Sequential Electrostatic Interactions between E160 in S2 and Arginines in S4 During Voltage Dependent Activation of Kv7.1 Channels

Abstract

The fourth transmembrane segment of Kv channels, S4, contains a series of positively charged residues that imparts voltage sensitivity to the channel. Because the insertion of a highly charged peptide into a hydrophobic lipid environment is energetically unfavorable, electrostatic interactions with countercharges in the protein and phospholipids are required to lower this energy barrier. However, once the protein has been inserted into the membrane, what further role do these interactions play? In functional channels, electrostatic interactions are assumed to stabilize voltage sensor movement from a resting to an activated conformation. Although this assumption is at the crux of many models of voltage dependent gating, experimental evidence specifically examining these interactions in functional channels is incomplete. Here, we demonstrate in Kv7.1 channels that the first glutamate in S2, E160 (E1), form state dependent electrostatic interactions with arginines in S4. We used charged MTS reagents to directly probe the environment around E1 after mutating E1 to cysteine.
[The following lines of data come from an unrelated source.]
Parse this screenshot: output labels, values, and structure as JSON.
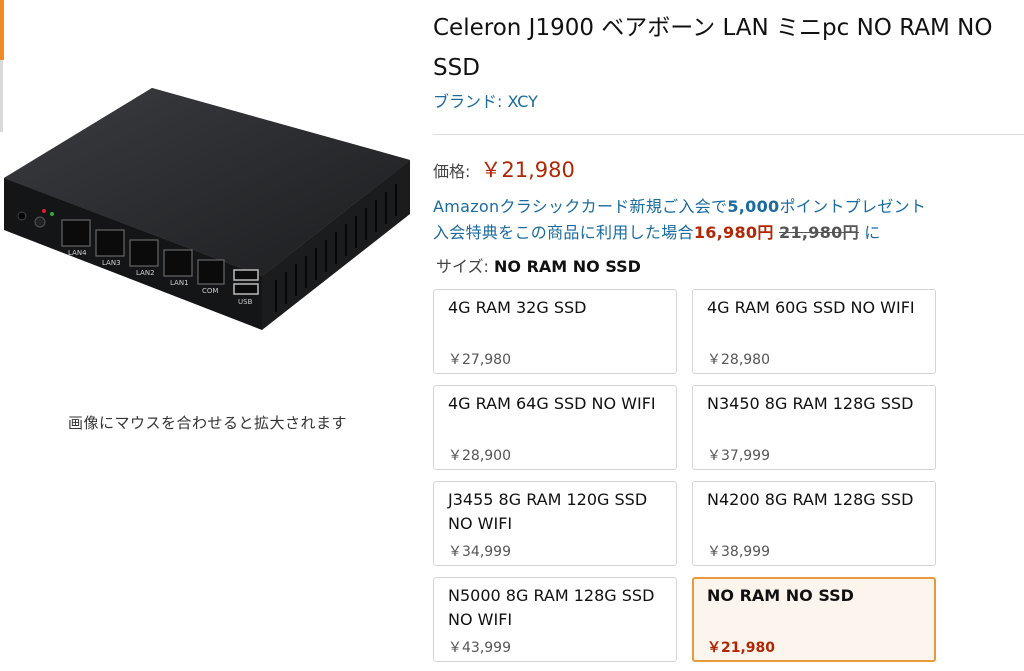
{
  "product": {
    "title": "Celeron J1900 ベアボーン LAN ミニpc NO RAM NO SSD",
    "brand": "ブランド: XCY",
    "image_hint": "画像にマウスを合わせると拡大されます",
    "port_labels": [
      "LAN4",
      "LAN3",
      "LAN2",
      "LAN1",
      "COM",
      "USB"
    ]
  },
  "price": {
    "label": "価格:",
    "value": "￥21,980"
  },
  "promo": {
    "line1_prefix": "Amazonクラシックカード新規ご入会で",
    "line1_points": "5,000",
    "line1_suffix": "ポイントプレゼント",
    "line2_prefix": "入会特典をこの商品に利用した場合",
    "line2_discounted": "16,980円",
    "line2_original": "21,980円",
    "line2_suffix": "に"
  },
  "size": {
    "label": "サイズ:",
    "selected": "NO RAM NO SSD"
  },
  "options": [
    {
      "name": "4G RAM 32G SSD",
      "price": "￥27,980"
    },
    {
      "name": "4G RAM 60G SSD NO WIFI",
      "price": "￥28,980"
    },
    {
      "name": "4G RAM 64G SSD NO WIFI",
      "price": "￥28,900"
    },
    {
      "name": "N3450 8G RAM 128G SSD",
      "price": "￥37,999"
    },
    {
      "name": "J3455 8G RAM 120G SSD NO WIFI",
      "price": "￥34,999"
    },
    {
      "name": "N4200 8G RAM 128G SSD",
      "price": "￥38,999"
    },
    {
      "name": "N5000 8G RAM 128G SSD NO WIFI",
      "price": "￥43,999"
    },
    {
      "name": "NO RAM NO SSD",
      "price": "￥21,980"
    }
  ],
  "colors": {
    "price_red": "#b12704",
    "link_blue": "#1a6ba0",
    "selected_border": "#e89a3c",
    "selected_bg": "#fcf5ee"
  }
}
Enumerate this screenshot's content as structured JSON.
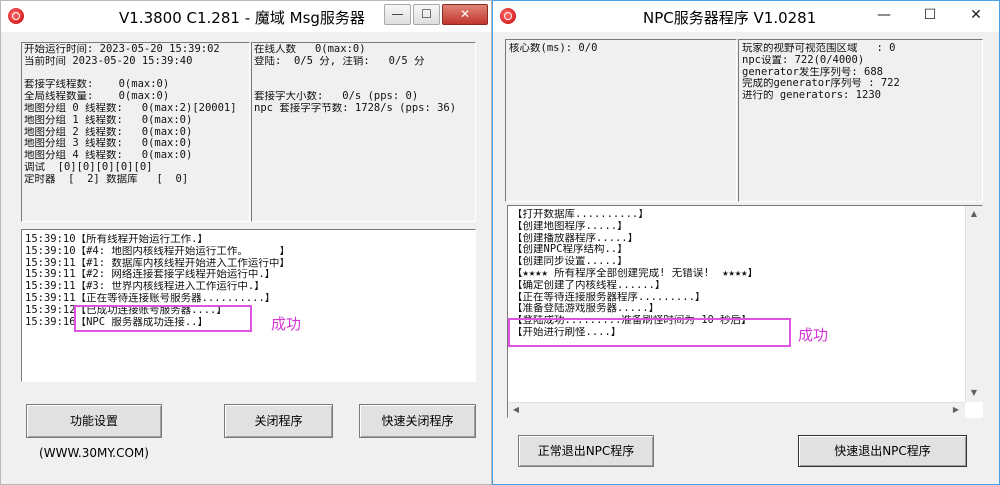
{
  "win1": {
    "title": "V1.3800 C1.281  - 魔域  Msg服务器",
    "stats_left": [
      "开始运行时间: 2023-05-20 15:39:02",
      "当前时间 2023-05-20 15:39:40",
      "",
      "套接字线程数:    0(max:0)",
      "全局线程数量:    0(max:0)",
      "地图分组 0 线程数:   0(max:2)[20001]",
      "地图分组 1 线程数:   0(max:0)",
      "地图分组 2 线程数:   0(max:0)",
      "地图分组 3 线程数:   0(max:0)",
      "地图分组 4 线程数:   0(max:0)",
      "调试  [0][0][0][0][0]",
      "定时器  [  2] 数据库   [  0]"
    ],
    "stats_right": [
      "在线人数   0(max:0)",
      "登陆:  0/5 分, 注销:   0/5 分",
      "",
      "",
      "套接字大小数:   0/s (pps: 0)",
      "npc 套接字字节数: 1728/s (pps: 36)"
    ],
    "log": [
      "15:39:10【所有线程开始运行工作.】",
      "15:39:10【#4: 地图内核线程开始运行工作。     】",
      "15:39:11【#1: 数据库内核线程开始进入工作运行中】",
      "15:39:11【#2: 网络连接套接字线程开始运行中.】",
      "15:39:11【#3: 世界内核线程进入工作运行中.】",
      "15:39:11【正在等待连接账号服务器..........】",
      "15:39:12【已成功连接账号服务器....】",
      "15:39:16【NPC 服务器成功连接..】"
    ],
    "success_label": "成功",
    "buttons": {
      "settings": "功能设置(WWW.30MY.COM)",
      "close": "关闭程序",
      "quick_close": "快速关闭程序"
    }
  },
  "win2": {
    "title": "NPC服务器程序       V1.0281",
    "stats_left": [
      "核心数(ms): 0/0"
    ],
    "stats_right": [
      "玩家的视野可视范围区域   : 0",
      "npc设置: 722(0/4000)",
      "generator发生序列号: 688",
      "完成的generator序列号 : 722",
      "进行的 generators: 1230"
    ],
    "log": [
      "【打开数据库..........】",
      "【创建地图程序.....】",
      "【创建播放器程序.....】",
      "【创建NPC程序结构..】",
      "【创建同步设置.....】",
      "【★★★★ 所有程序全部创建完成! 无错误!  ★★★★】",
      "【确定创建了内核线程......】",
      "【正在等待连接服务器程序.........】",
      "【准备登陆游戏服务器.....】",
      "【登陆成功.........准备刷怪时间为 10 秒后】",
      "【开始进行刷怪....】"
    ],
    "success_label": "成功",
    "buttons": {
      "normal_exit": "正常退出NPC程序",
      "quick_exit": "快速退出NPC程序"
    }
  },
  "controls": {
    "minimize": "—",
    "maximize": "☐",
    "close": "✕"
  }
}
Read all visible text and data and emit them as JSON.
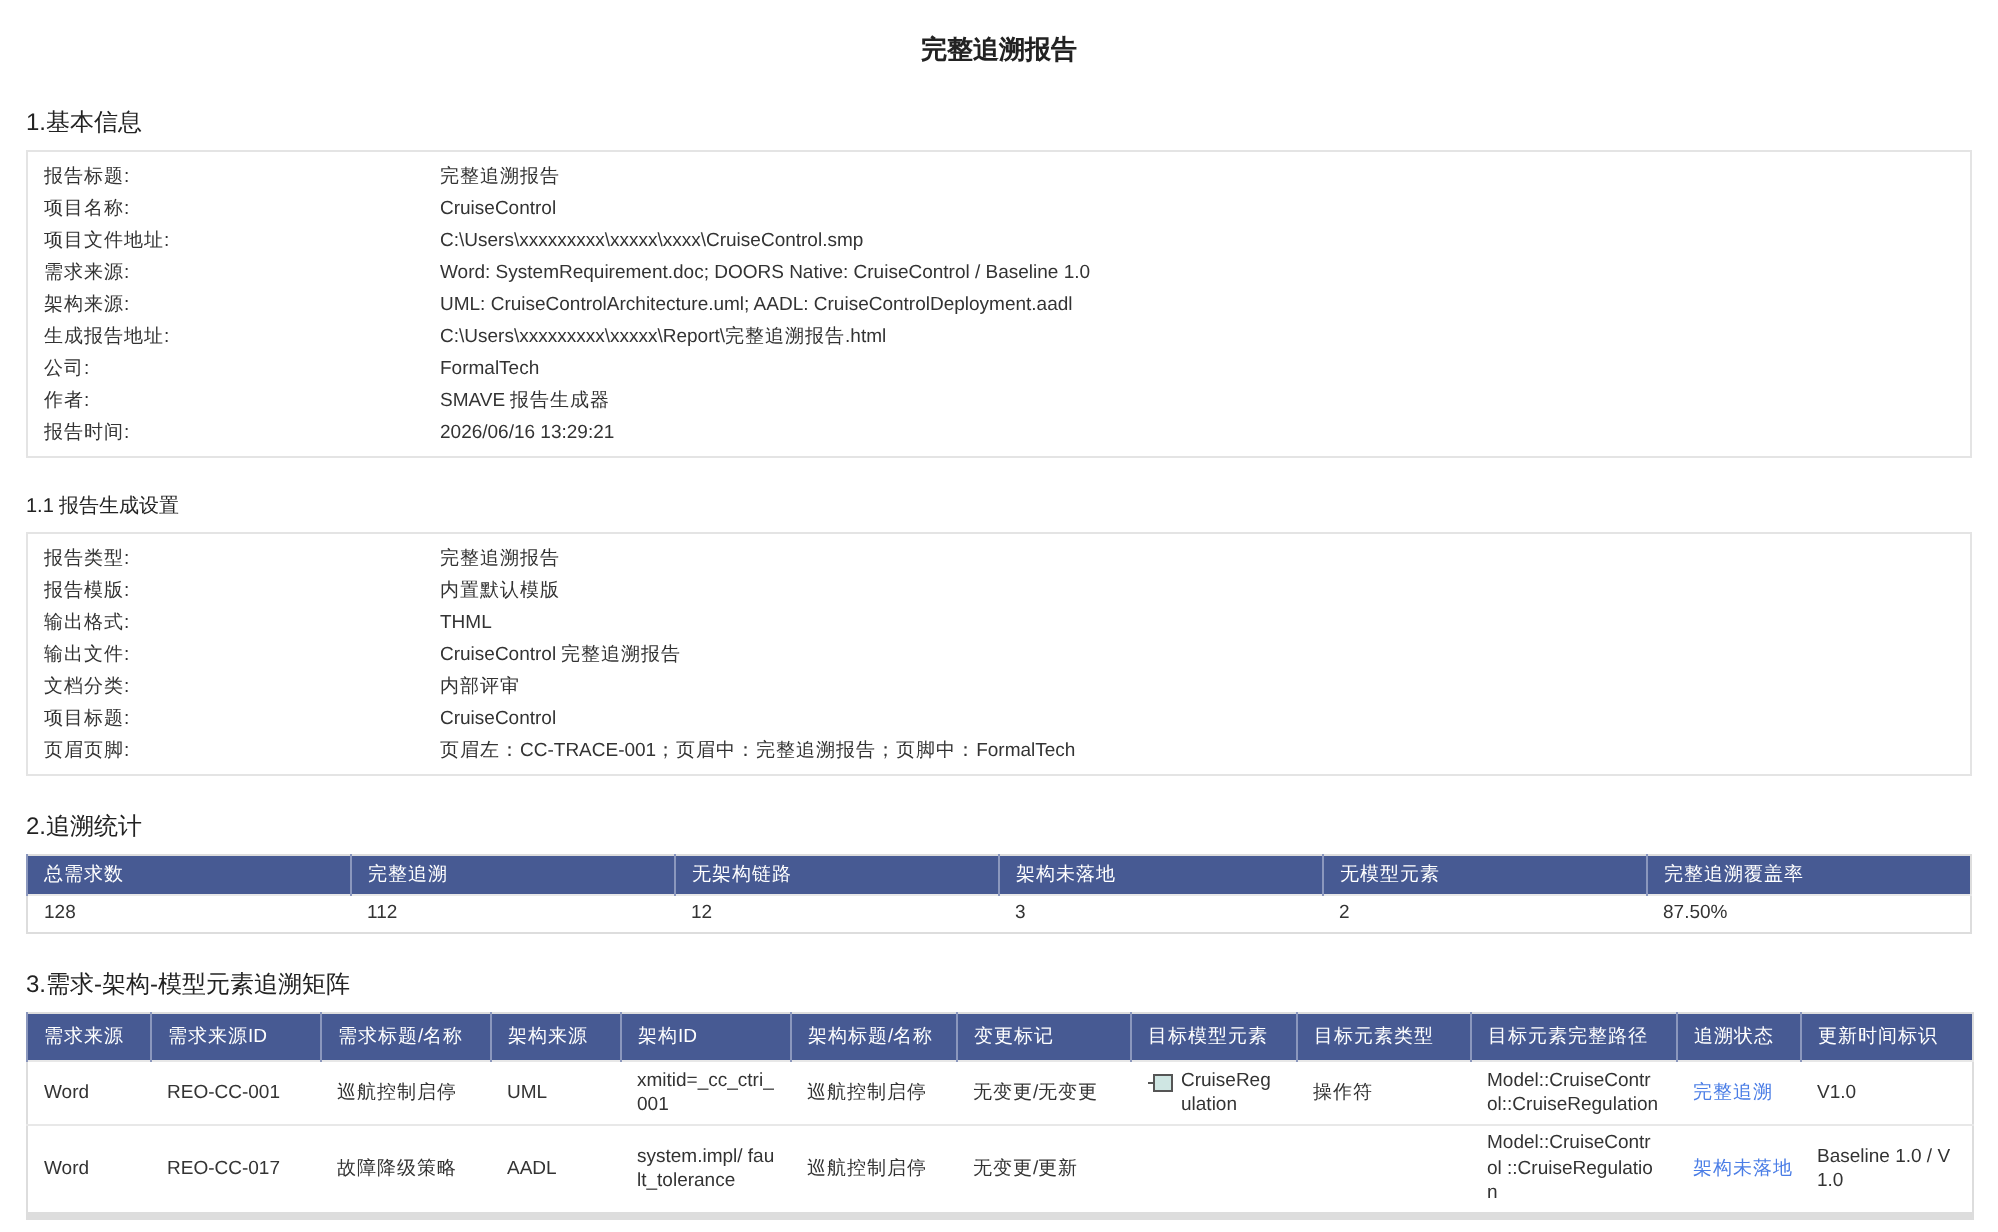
{
  "title": "完整追溯报告",
  "basic_info": {
    "heading": "1.基本信息",
    "rows": [
      {
        "label": "报告标题:",
        "value": "完整追溯报告"
      },
      {
        "label": "项目名称:",
        "value": "CruiseControl"
      },
      {
        "label": "项目文件地址:",
        "value": "C:\\Users\\xxxxxxxxx\\xxxxx\\xxxx\\CruiseControl.smp"
      },
      {
        "label": "需求来源:",
        "value": "Word: SystemRequirement.doc; DOORS Native: CruiseControl / Baseline 1.0"
      },
      {
        "label": "架构来源:",
        "value": "UML: CruiseControlArchitecture.uml; AADL: CruiseControlDeployment.aadl"
      },
      {
        "label": "生成报告地址:",
        "value": "C:\\Users\\xxxxxxxxx\\xxxxx\\Report\\完整追溯报告.html"
      },
      {
        "label": "公司:",
        "value": "FormalTech"
      },
      {
        "label": "作者:",
        "value": "SMAVE 报告生成器"
      },
      {
        "label": "报告时间:",
        "value": "2026/06/16 13:29:21"
      }
    ]
  },
  "settings": {
    "heading": "1.1 报告生成设置",
    "rows": [
      {
        "label": "报告类型:",
        "value": "完整追溯报告"
      },
      {
        "label": "报告模版:",
        "value": "内置默认模版"
      },
      {
        "label": "输出格式:",
        "value": "THML"
      },
      {
        "label": "输出文件:",
        "value": "CruiseControl 完整追溯报告"
      },
      {
        "label": "文档分类:",
        "value": "内部评审"
      },
      {
        "label": "项目标题:",
        "value": "CruiseControl"
      },
      {
        "label": "页眉页脚:",
        "value": "页眉左：CC-TRACE-001；页眉中：完整追溯报告；页脚中：FormalTech"
      }
    ]
  },
  "statistics": {
    "heading": "2.追溯统计",
    "columns": [
      "总需求数",
      "完整追溯",
      "无架构链路",
      "架构未落地",
      "无模型元素",
      "完整追溯覆盖率"
    ],
    "values": [
      "128",
      "112",
      "12",
      "3",
      "2",
      "87.50%"
    ]
  },
  "matrix": {
    "heading": "3.需求-架构-模型元素追溯矩阵",
    "columns": [
      "需求来源",
      "需求来源ID",
      "需求标题/名称",
      "架构来源",
      "架构ID",
      "架构标题/名称",
      "变更标记",
      "目标模型元素",
      "目标元素类型",
      "目标元素完整路径",
      "追溯状态",
      "更新时间标识"
    ],
    "rows": [
      {
        "cells": [
          "Word",
          "REO-CC-001",
          "巡航控制启停",
          "UML",
          "xmitid=_cc_ctri_001",
          "巡航控制启停",
          "无变更/无变更",
          "CruiseRegulation",
          "操作符",
          "Model::CruiseControl::CruiseRegulation",
          "完整追溯",
          "V1.0"
        ]
      },
      {
        "cells": [
          "Word",
          "REO-CC-017",
          "故障降级策略",
          "AADL",
          "system.impl/ fault_tolerance",
          "巡航控制启停",
          "无变更/更新",
          "",
          "",
          "Model::CruiseControl ::CruiseRegulation",
          "架构未落地",
          "Baseline 1.0 / V1.0"
        ]
      }
    ]
  }
}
We found that MTSES- but not MTSET+ modifies E1C, suggesting a positively charged environment around E1. Mutations neutralizing or reversing the charge of the first or fourth arginine in S4 (R1 or R4) change the polarity of the environment around E1C such that MTSET+ modifies E1C in the presence of these secondary mutations. Therefore, R1 and R4 both contribute to the positive electrostatic environment around E1. Moreover, MTSET+ modification of E1C with R1E could only occur at hyperpolarizing voltages but not at depolarizing voltages, suggesting that R1 is proximal to E1 only at the resting state but moves distally at the activated state. Overall, our data is consistent with a mechanism where arginines interact sequentially with E1 as S4 moves from a resting to an activated conformation.